As human beings we already have everything we need to flourish. The dilemma is that life happens. Life inevitably introduces various degrees of harm and tragedy into our stories. Sometimes the harm is clear as in cases of overt abuse. Other times the harm is more subtle and confusing and you might find yourself saying something like, “I don’t know what’s wrong with me. I shouldn’t feel anxious or depressed. My life looks good on paper. I didn’t have it bad at all compared to other people. I should just get over it.” Whichever is the case for you, your most authentic self naturally develops survival strategies to protect itself in the aftermath. This tends to work for you on some level until you reach a point when simple survival is no longer enough and you start to notice that a deep desire for a more authentic and life-giving way of being in the world is beginning to slowly wake up. This desire can be disruptive and scary at times because it is calling you to leave the relative safety and familiarity of your survival strategies in order to move on to a more life-giving path. All of this to say that it takes courage to enter into the process of counseling.
There are several general themes that tend to come up in counseling. The themes tend to be embedded childhood wounds that become limiting beliefs about oneself. Take a look and see if any of these resonate with your experience. If so, counseling can help.
- You experienced severe criticism which now sounds like a nagging inner critic telling you that you’re never good enough.

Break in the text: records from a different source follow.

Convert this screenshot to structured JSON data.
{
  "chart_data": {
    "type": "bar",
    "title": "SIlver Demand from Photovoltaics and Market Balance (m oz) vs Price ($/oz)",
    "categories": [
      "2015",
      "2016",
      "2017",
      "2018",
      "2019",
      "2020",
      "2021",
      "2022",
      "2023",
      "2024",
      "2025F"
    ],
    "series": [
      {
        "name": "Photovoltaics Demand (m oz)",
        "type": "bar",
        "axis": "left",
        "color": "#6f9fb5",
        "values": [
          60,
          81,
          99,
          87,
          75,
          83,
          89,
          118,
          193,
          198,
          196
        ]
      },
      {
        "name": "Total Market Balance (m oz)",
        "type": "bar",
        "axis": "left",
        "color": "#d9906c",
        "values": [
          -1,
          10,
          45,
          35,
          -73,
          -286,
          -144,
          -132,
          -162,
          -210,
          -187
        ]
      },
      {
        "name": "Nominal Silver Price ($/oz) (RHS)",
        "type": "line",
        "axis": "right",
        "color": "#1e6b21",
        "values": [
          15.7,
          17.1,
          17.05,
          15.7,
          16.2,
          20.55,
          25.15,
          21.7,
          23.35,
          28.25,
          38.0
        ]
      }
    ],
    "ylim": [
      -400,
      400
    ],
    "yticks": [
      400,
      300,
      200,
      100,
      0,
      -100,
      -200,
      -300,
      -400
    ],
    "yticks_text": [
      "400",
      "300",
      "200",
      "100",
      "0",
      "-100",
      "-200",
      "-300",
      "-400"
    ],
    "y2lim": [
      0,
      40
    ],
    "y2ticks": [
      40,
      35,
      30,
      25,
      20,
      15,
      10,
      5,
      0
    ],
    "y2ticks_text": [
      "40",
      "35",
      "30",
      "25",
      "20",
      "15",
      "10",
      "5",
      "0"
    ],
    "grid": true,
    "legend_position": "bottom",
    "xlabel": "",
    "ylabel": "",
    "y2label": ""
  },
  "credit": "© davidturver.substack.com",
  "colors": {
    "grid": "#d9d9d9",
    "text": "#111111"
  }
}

- You were taught that your needs are selfish and so you constantly sacrifice your needs for those of others hoping that eventually someone will do the same for you, but it never seems to feel reciprocated.
- You were only loved for what you could accomplish, not simply for who you are.
- You experienced abandonment (either physical or emotional) and you never quite feel like others understand you.
- You had overly controlling or intrusive parents.
- Your trust was betrayed in some way, leaving you with a sense that the world is not a safe place.
- You were deprived of nurturing during painful experiences.
- Your environment was unsafe physically, emotionally, or spiritually.
- You were overlooked, neglected and developed a deep belief that your needs do not matter.